Chose certaine, la jeune femme fut occupée jusqu'au grand jour, à chercher un moyen d'empêcher l'arrivée d'un démon dans notre monde. Les préparatifs ne débutèrent que deux jours avant le début des épreuves tant la magicienne avait été débordée par ses recherches. Un mois après avoir envoyé les lettres, les premières familles commencèrent à arriver. Certaines arrivèrent de la métropole du Nord, une cité très spirituelle où toutes croyances étaient acceptées du nom d'Iremia. D'autres provinrent du sud, d'une bourgade nommée Sélème, où l'eau était rare et où le soleil brillait en permanence. La journée suivante, des familles arrivèrent de l'est, où les forêts et les plaines s'étendaient à perte de vue aux pieds de la cité d'Aretia. Des candidats arrivèrent même de l'ouest le surlendemain, provenant d'une ville nommée Elpida où vivait de peine et de misère un peuple de pêcheur. Cela prit environ deux semaines avant que l'ensorceleuse ne soit sûre que plus personne n'allait arriver. La jeune femme était enjouée. Elle n'aurait jamais cru qu'autant de famille répondraient à son appel. Il devait bien y en avoir une bonne centaine présente sur la place principale.

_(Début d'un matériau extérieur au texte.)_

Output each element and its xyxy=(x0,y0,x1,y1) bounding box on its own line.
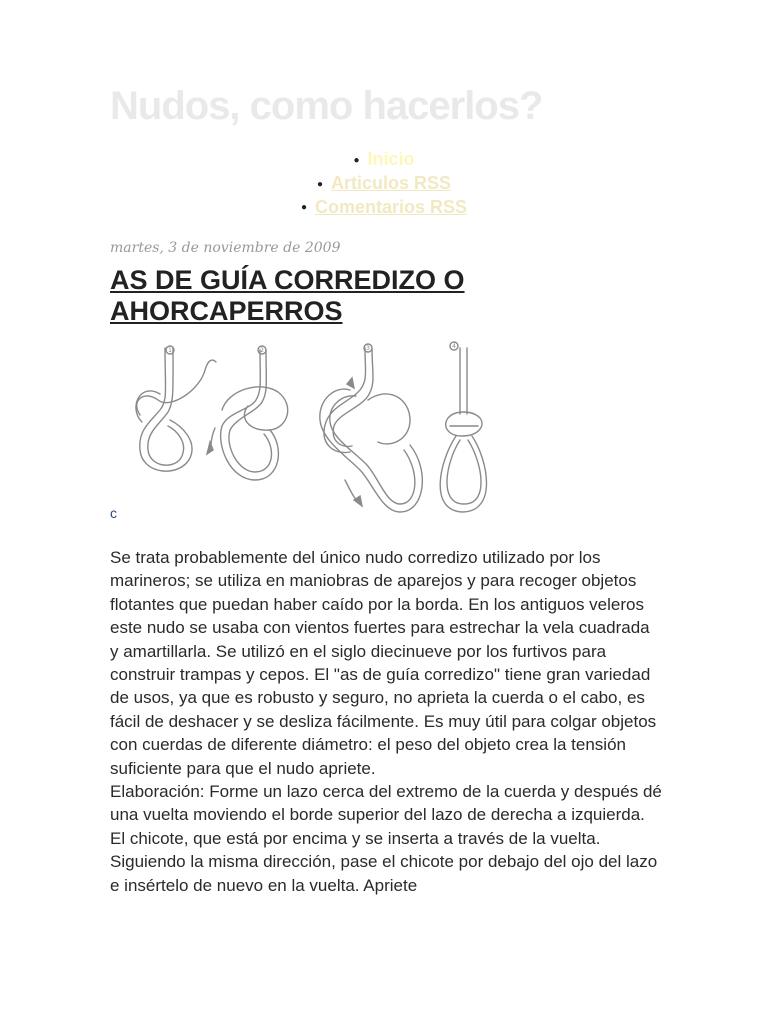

Le message contenu dans la lettre était très vague, Gwenaëlle avait simplement demandée de nouveaux soldats dans le but de former une élite, omettant de parler de la menace qui se profilait. Comme le roi le lui avait demandé. Elle précisait seulement vouloir des enfants exceptionnel dans un domaine quelconque, qu'il soit magique ou non. Gwenaëlle ne précisait pas vraiment quel genre de talent elle recherchait, il devait seulement être hors du commun chez un enfant. Une fois certaine que plus personne ne viendrait, la jeune femme annonça le début des jeux, qui allaient s'étirer sur deux jours. Le premier jour, la magicienne annonça la première joute :

 

— Mesdames et Messieurs, je vous remercie de vous être déplacé. Beaucoup d'entre vous ont fait une longue route pour venir jusqu'ici présenter leurs enfants. Comme mentionné dans la missive que vous avez reçu, vous êtes ici pour aider à former la nouvelle équipe d'élite du roi. Nous débuterons donc l'épreuve de tir à l'arc sans plus attendre. Candidats et candidates, avancés !

 

Aussitôt, une bonne vingtaine d'enfants s'avancèrent et prirent un arc et des flèches. Il y avait tellement de participants que la magicienne dût commencer avec un groupe de dix gamins, car elle ne possédait qu'une dizaine de cibles.

 

— Parfait, placez-vous maintenant face à une cible. Vous allez devoir tirer trois flèches en visant le plus possible le centre, ceux qui auront eu le plus de précision seront sélectionné pour rester au château.

 

Deux enfants, de sexes différents, sortirent du lot. Ils étaient si habiles et précis, tirant deux flèches à la fois malgré les consignes de la magicienne, que la foule s'amoncela rapidement autour d'eux. Gwenaëlle nota leurs noms et passa à l'exercice suivant. Le concours de force.

 

— Jeunes gens de Tarvath, pour cet après-midi, nous allons passer à l'épreuve de force. Que ceux et celles qui veulent montrer ce dont ils sont capable s'avancent.

Encore une fois, une vingtaine de gamins se présentèrent devant la jeune femme.

— Vous aurez à démontrer ce que vous valez en soulevant de lourdes charges, soit trois tablettes de Wulfénite pesant ensemble vingt-cinq kilos sur une distance d'environ trente mètres.

 

Les plus forts seront retenus.Deux enfants attirèrent l'attention de la jeune magicienne. Ils avaient levé l'objet demandé d'une seule main et avaient parcouru la distance sans la moindre difficulté. Ils avaient même poussés l'audace jusqu'à lancer les tablettes sur le dernier dix mètres, ce qui avait grandement impressionné la jeune femme. Gwenaëlle s'empressa de noter leurs noms. Elle remercia ensuite les familles pour leur déplacement et les laissa partir pour la nuit. La plupart avaient installé des petits camps de fortunes proches des portes d'entrée, aux abords de la grande muraille qui encerclait le château.